Seventeen patients with 18 histologically proven IM were reviewed. Histological samples of 11 of these 18 tumors were available for pathological analysis.
There were 14 women and three men, with a mean age of 58.9 years. IM involved predominantly the thigh (n=10). MR imaging showed well-circumscribed intramuscular masses, hypointense on T1-weighted and hyperintense on T2-weighted images. Eleven masses were homogeneous and seven slightly heterogeneous due to fibrous septa. Enhanced MR imaging demonstrated three different patterns: peripheral enhancement (n=1), peripheral and patchy internal enhancement (n=7) or peripheral and linear internal enhancement (n=4). Intratumoral cysts were detected in four masses. MR imaging showed the presence of a pseudocapsule (n=12), fat around the lesion (n=16) and peritumoral edema (n=16). Histologically, all the tumors were hypocellular, hypovascular and myxoid. Peripheral areas of collagenous fibers formed a partial capsule and IM often merged into surrounding muscular fibers. More cellular tumors and those with scanty myxoid stroma tended to show a more prominent internal enhancement.
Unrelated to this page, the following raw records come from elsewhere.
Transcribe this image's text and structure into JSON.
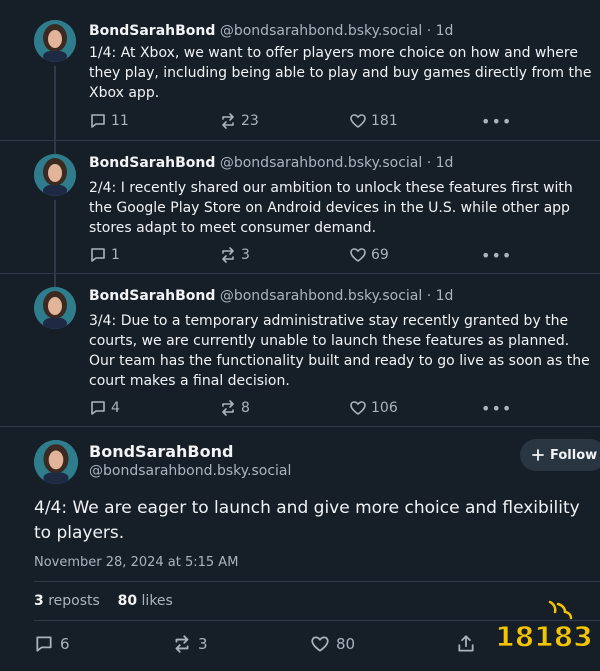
{
  "posts": [
    {
      "name": "BondSarahBond",
      "handle": "@bondsarahbond.bsky.social",
      "dot": "·",
      "time": "1d",
      "text": "1/4: At Xbox, we want to offer players more choice on how and where they play, including being able to play and buy games directly from the Xbox app.",
      "replies": "11",
      "reposts": "23",
      "likes": "181",
      "more": "•••"
    },
    {
      "name": "BondSarahBond",
      "handle": "@bondsarahbond.bsky.social",
      "dot": "·",
      "time": "1d",
      "text": "2/4: I recently shared our ambition to unlock these features first with the Google Play Store on Android devices in the U.S. while other app stores adapt to meet consumer demand.",
      "replies": "1",
      "reposts": "3",
      "likes": "69",
      "more": "•••"
    },
    {
      "name": "BondSarahBond",
      "handle": "@bondsarahbond.bsky.social",
      "dot": "·",
      "time": "1d",
      "text": "3/4: Due to a temporary administrative stay recently granted by the courts, we are currently unable to launch these features as planned. Our team has the functionality built and ready to go live as soon as the court makes a final decision.",
      "replies": "4",
      "reposts": "8",
      "likes": "106",
      "more": "•••"
    }
  ],
  "main": {
    "name": "BondSarahBond",
    "handle": "@bondsarahbond.bsky.social",
    "follow_label": "Follow",
    "text": "4/4: We are eager to launch and give more choice and flexibility to players.",
    "date": "November 28, 2024 at 5:15 AM",
    "reposts_count": "3",
    "reposts_label": "reposts",
    "likes_count": "80",
    "likes_label": "likes",
    "replies": "6",
    "reposts": "3",
    "likes": "80"
  },
  "watermark": {
    "text": "18183"
  },
  "colors": {
    "background": "#161e27",
    "text": "#f1f3f5",
    "muted": "#aab4bf",
    "divider": "#2e3a47",
    "avatar_bg": "#2f7d8c",
    "watermark": "#f5c400"
  },
  "icons": [
    "reply-icon",
    "repost-icon",
    "like-icon",
    "more-icon",
    "plus-icon",
    "share-icon"
  ]
}
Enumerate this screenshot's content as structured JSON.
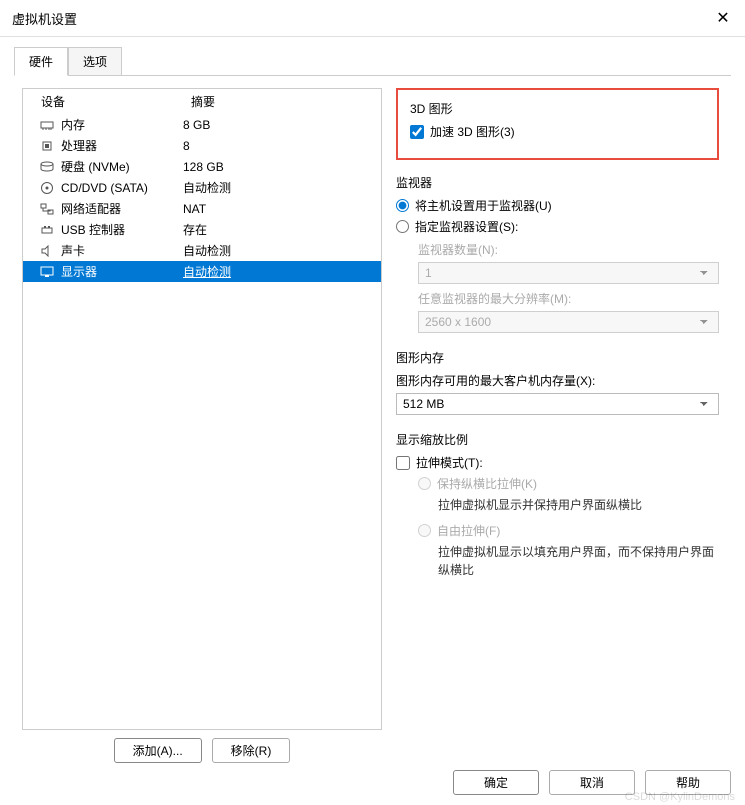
{
  "window": {
    "title": "虚拟机设置"
  },
  "tabs": {
    "hardware": "硬件",
    "options": "选项"
  },
  "deviceList": {
    "header_device": "设备",
    "header_summary": "摘要",
    "rows": [
      {
        "name": "内存",
        "summary": "8 GB"
      },
      {
        "name": "处理器",
        "summary": "8"
      },
      {
        "name": "硬盘 (NVMe)",
        "summary": "128 GB"
      },
      {
        "name": "CD/DVD (SATA)",
        "summary": "自动检测"
      },
      {
        "name": "网络适配器",
        "summary": "NAT"
      },
      {
        "name": "USB 控制器",
        "summary": "存在"
      },
      {
        "name": "声卡",
        "summary": "自动检测"
      },
      {
        "name": "显示器",
        "summary": "自动检测"
      }
    ]
  },
  "leftButtons": {
    "add": "添加(A)...",
    "remove": "移除(R)"
  },
  "section3d": {
    "title": "3D 图形",
    "accelerate": "加速 3D 图形(3)"
  },
  "sectionMonitor": {
    "title": "监视器",
    "useHost": "将主机设置用于监视器(U)",
    "specify": "指定监视器设置(S):",
    "countLabel": "监视器数量(N):",
    "countValue": "1",
    "maxResLabel": "任意监视器的最大分辨率(M):",
    "maxResValue": "2560 x 1600"
  },
  "sectionGraphicsMem": {
    "title": "图形内存",
    "label": "图形内存可用的最大客户机内存量(X):",
    "value": "512 MB"
  },
  "sectionScale": {
    "title": "显示缩放比例",
    "stretchMode": "拉伸模式(T):",
    "keepAspect": "保持纵横比拉伸(K)",
    "keepAspectDesc": "拉伸虚拟机显示并保持用户界面纵横比",
    "freeStretch": "自由拉伸(F)",
    "freeStretchDesc": "拉伸虚拟机显示以填充用户界面，而不保持用户界面纵横比"
  },
  "footer": {
    "ok": "确定",
    "cancel": "取消",
    "help": "帮助"
  },
  "watermark": "CSDN @KylinDemons"
}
IM shows several recognizable MR features which suggest its diagnosis.
比较肌肉内黏液瘤(IM)的磁共振(MR)特征与其病理结果。
两位放射科医生回顾性分析经组织学证实为IM患者的记录和影像学研究。两位放射科医生还通过共识分析了所有MR研究(对比剂前和对比剂后T1加权和T2加权序列),一位病理学家查看了可用的组织学材料。
回顾了17例经组织学证实为IM的患者,共18个肿瘤。这18个肿瘤中的11个有组织学样本可供病理分析。
14名女性和3名男性,平均年龄58.9岁。IM主要累及大腿(n = 10)。MR成像显示肌肉内肿块边界清晰,T1加权像呈低信号,T2加权像呈高信号。11个肿块均匀,7个因纤维间隔而略有不均匀。增强MR成像显示三种不同模式:周边强化(n = 1)、周边和斑片状内部强化(n = 7)或周边和线状内部强化(n = 4)。4个肿块中检测到瘤内囊肿。MR成像显示存在假包膜(n = 12)、病变周围脂肪(n = 16)和瘤周水肿(n = 16)。组织学上,所有肿瘤细胞少、血管少且呈黏液样。周边的胶原纤维区域形成部分包膜,IM常与周围肌纤维融合。细胞较多的肿瘤和黏液样基质少的肿瘤往往内部强化更明显。
IM具有几种可识别的MR特征,有助于其诊断。